There were also times when I couldn’t stand to watch Anthony Bourdain. When I returned from my families’ around the world trip and went back into the corporate world I couldn’t watch his show. Seeing Anthony Bourdain travel and visit exotic places literally made me sick. His stories were as good as ever but I was trapped. My urge to travel suppressed.
So for many years I stopped watching and then something strange happened. My job wore me down, I began suffering from anxiety and during that recovery process my old friend was there to once again show me the world and tell me stories. I watched him day after day for quite some time before he and that urge lead me back to the road.
The closest I would ever come to Anthony Bourdain was about a year later in Kerala, India. After being inspired to re-start this blog and to hit the road again for awhile, I was selected for a 14 day press trip around the Indian state of Kerala. Naturally the state’s tourism department gave us the finest tour guide they had (Manoj). The same one they gave to Anthony Bourdain during his visit.
During that trip we did many of the same things that Bourdain did during his visit to Kerala. I was traveling in his footsteps. While I enjoyed the trip itself, I also couldn’t keep myself from peppering our guide with questions about him during the down times. I asked about his production staff and how it all worked. He told me the crew was small and that Bourdain was a kind and generous man who was professional but also loved what he was doing.

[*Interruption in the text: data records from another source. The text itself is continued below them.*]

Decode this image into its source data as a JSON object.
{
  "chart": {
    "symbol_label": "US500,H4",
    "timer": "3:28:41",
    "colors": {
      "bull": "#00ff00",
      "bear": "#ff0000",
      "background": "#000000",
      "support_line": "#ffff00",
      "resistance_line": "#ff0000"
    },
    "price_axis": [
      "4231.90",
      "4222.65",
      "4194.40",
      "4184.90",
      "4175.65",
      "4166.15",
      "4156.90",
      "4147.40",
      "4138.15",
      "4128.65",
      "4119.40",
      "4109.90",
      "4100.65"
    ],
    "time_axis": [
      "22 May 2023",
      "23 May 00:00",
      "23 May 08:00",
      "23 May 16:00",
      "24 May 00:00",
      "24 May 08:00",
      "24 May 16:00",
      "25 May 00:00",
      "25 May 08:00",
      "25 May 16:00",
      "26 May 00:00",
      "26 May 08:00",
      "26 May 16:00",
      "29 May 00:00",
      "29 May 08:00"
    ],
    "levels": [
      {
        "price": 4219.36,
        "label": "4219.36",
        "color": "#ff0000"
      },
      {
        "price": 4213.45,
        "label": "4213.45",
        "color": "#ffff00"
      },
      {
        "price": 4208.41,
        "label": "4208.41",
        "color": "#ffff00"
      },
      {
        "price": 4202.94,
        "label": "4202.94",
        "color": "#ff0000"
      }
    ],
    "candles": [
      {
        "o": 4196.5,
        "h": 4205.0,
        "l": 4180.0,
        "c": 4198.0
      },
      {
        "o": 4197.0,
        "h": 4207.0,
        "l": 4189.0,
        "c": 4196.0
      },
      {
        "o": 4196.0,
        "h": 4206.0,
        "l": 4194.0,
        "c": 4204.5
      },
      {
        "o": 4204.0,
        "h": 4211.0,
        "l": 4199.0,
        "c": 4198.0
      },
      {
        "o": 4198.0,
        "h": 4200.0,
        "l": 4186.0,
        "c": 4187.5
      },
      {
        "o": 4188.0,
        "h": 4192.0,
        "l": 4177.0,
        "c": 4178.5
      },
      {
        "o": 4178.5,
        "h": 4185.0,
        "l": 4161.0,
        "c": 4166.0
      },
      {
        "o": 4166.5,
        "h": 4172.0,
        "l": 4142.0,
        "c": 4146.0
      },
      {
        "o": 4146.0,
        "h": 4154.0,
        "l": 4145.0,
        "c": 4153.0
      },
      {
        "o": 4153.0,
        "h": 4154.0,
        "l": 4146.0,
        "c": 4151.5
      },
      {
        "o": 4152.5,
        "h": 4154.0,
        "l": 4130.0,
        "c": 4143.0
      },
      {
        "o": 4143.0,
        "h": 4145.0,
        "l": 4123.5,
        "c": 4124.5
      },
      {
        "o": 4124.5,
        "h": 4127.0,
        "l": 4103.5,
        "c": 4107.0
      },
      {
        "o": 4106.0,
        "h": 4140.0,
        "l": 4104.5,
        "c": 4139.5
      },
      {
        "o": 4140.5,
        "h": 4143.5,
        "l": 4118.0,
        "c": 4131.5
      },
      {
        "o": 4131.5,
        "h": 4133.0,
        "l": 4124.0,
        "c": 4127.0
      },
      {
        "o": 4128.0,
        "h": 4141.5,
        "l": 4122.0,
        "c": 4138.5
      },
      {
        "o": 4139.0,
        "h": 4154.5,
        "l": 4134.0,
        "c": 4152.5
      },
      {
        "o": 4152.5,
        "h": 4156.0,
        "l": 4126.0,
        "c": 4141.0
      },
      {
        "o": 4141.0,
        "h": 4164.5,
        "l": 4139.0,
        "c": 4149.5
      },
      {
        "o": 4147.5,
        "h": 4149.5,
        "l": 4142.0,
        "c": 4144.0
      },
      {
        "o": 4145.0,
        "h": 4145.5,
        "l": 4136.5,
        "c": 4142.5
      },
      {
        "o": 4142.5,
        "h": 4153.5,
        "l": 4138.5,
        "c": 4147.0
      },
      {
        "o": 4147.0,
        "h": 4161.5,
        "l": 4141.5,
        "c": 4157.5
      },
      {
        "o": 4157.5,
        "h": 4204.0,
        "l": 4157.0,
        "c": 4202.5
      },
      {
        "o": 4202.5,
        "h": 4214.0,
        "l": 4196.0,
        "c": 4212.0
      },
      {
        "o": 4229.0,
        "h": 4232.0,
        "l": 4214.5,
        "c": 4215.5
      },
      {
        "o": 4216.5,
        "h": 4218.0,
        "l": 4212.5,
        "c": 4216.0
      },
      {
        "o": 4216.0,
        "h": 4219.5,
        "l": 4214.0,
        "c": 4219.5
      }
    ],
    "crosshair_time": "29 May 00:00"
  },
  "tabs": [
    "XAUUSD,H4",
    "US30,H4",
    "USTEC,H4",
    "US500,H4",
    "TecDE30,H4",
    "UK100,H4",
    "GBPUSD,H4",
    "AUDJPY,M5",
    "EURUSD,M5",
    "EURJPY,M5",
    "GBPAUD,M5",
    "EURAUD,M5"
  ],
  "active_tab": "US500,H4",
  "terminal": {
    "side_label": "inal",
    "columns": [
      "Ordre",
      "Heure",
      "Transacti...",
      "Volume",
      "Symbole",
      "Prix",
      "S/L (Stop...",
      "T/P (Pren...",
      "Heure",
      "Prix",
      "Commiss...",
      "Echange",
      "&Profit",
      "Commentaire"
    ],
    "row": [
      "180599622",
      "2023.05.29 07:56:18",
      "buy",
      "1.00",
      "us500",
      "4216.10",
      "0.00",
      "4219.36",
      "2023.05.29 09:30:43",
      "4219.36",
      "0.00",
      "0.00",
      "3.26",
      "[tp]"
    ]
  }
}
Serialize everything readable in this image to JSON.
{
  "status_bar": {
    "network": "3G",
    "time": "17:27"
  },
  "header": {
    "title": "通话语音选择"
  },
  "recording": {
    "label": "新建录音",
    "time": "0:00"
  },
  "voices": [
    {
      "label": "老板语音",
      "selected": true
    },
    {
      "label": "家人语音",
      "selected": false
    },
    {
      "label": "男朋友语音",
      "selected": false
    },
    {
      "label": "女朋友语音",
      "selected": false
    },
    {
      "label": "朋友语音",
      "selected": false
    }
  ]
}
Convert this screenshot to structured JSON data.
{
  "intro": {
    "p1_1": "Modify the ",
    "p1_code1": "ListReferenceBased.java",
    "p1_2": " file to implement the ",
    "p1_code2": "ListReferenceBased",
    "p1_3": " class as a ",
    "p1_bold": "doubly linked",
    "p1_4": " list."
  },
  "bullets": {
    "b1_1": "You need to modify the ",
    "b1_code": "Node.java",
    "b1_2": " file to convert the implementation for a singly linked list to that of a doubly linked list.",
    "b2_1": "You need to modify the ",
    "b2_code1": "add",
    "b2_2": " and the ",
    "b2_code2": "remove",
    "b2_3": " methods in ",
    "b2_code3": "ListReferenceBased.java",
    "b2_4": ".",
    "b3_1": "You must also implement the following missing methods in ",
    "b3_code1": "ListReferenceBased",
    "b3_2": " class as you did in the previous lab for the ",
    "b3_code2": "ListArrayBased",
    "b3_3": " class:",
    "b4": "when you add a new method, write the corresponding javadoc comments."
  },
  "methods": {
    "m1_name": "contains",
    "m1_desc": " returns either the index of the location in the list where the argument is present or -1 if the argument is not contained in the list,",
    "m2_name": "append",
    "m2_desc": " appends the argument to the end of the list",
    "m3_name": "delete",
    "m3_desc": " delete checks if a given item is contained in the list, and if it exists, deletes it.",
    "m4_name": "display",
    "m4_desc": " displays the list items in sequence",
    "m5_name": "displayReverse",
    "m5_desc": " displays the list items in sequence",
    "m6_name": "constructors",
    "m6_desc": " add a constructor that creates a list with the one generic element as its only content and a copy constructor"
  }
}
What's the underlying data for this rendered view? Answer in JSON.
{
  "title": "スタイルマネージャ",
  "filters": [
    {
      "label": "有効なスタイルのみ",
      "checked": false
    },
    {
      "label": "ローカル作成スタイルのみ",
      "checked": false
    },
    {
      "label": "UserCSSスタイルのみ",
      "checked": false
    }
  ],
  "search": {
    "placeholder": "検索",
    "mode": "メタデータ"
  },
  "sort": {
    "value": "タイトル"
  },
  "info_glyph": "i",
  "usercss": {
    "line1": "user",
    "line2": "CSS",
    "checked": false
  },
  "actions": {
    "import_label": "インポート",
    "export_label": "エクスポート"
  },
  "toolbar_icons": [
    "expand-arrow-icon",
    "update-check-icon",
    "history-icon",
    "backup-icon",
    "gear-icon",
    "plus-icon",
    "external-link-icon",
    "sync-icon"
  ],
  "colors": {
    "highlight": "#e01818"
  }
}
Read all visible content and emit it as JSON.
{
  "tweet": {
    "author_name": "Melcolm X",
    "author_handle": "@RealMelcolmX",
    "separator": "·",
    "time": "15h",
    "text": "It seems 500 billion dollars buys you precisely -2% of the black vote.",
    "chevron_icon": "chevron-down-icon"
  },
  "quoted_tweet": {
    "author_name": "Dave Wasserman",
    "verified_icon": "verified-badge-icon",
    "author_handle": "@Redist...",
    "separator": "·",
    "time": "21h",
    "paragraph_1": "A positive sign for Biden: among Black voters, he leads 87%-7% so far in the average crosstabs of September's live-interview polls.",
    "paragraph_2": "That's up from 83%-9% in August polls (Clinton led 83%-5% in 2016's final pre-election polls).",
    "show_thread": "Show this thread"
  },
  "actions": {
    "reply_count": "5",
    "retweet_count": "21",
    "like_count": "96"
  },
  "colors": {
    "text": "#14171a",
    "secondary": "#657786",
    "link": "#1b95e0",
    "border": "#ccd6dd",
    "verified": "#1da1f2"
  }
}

Since then I have continued my love/hate relationship with Bourdain. During times when I am busy and traveling less frequently his stories are too heartbreaking to see. But when my travel bug feels satisfied, I long to see and hear about the adventures of a man who does it the way I want to.
I’m so sad today because I have friends and family who have deeply been affected by depression, mental illness and suicide. I’m so sad today because I have lost someone who felt quite close despite never actually having been in my life. I’ll miss his stories, but am so grateful for everything he gave to this world and to the travel community specifically.
Be in peace my friend.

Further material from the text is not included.